You don’t buy cherries when they’re expensive.  There just isn’t any point.  When they’re cheap you buy a lot of them.  The first few batches are too sour.  Underripe.   You bite down on them with your upper teeth at the edge of the stem so that your incisors sheer down the side of the pit.   Cherry pit poison scrapes onto your teeth and you like it.  You bite off half the cherry, eat it, then use your teeth to bite the pit out of the other half.  There’s juice on your fingers, it’s staining under your fingernails.  With the really ripe ones you find stray dots of juice like blood spatter at a crime scene.  Then, like a magic trick, you spit out the pit at the same time you eat the other half of the cherry.  A switcheroo.   And toss the pit away into the trash while you swallow.
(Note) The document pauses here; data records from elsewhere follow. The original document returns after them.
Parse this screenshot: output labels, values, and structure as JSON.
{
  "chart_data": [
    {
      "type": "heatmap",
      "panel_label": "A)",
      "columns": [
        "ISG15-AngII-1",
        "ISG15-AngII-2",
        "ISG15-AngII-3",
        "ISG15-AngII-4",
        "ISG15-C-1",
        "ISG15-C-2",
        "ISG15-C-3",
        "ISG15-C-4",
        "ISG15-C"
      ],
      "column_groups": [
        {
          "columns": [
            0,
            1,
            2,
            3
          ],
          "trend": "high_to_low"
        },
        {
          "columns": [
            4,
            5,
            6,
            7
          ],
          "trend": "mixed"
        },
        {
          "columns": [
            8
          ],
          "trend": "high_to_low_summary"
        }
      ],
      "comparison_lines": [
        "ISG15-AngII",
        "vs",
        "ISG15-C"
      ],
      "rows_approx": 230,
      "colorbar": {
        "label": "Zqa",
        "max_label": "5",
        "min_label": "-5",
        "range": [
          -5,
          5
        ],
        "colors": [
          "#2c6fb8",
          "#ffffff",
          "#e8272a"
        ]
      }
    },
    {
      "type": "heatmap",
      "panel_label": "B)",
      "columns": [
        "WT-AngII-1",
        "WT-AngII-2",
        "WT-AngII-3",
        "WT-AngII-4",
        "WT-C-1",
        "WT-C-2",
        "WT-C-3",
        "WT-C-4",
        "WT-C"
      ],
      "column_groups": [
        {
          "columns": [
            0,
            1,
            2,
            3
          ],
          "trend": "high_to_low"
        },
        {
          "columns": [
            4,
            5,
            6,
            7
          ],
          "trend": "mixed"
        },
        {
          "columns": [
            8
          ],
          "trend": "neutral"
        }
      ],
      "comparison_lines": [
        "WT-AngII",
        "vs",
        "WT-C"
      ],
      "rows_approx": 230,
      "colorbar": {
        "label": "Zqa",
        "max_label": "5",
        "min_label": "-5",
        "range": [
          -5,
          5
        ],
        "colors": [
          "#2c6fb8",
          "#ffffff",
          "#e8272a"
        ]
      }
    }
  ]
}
Cherries rot from the inside out.  At least, the ones you trick yoursel into eating. The rot that lies along the pit tastes dry and tannic, like mummy flesh, and you can fool yourself into eating two or three before you have to stop, because your body is in revulsion of your betrayal.  Poison.   You’re eating poison, you know.  If you don’t stop this instant I will vomit this back up, I don’t care that you’d need to eat a ton of these in order to be in actual danger, young lady, I’ve had enough of this…

Then you retch.

And that’s the end of the cherry season, and you’re back to hating all food balloons, everywhere, except the ones like ikura eggs that go crunch between your teeth.  Even orange slices are iffy sometimes.  But that glorious cherry season.  Every year.  You push it as far as you can go.  To the point of feeling the rotten cherry slide back up your throat.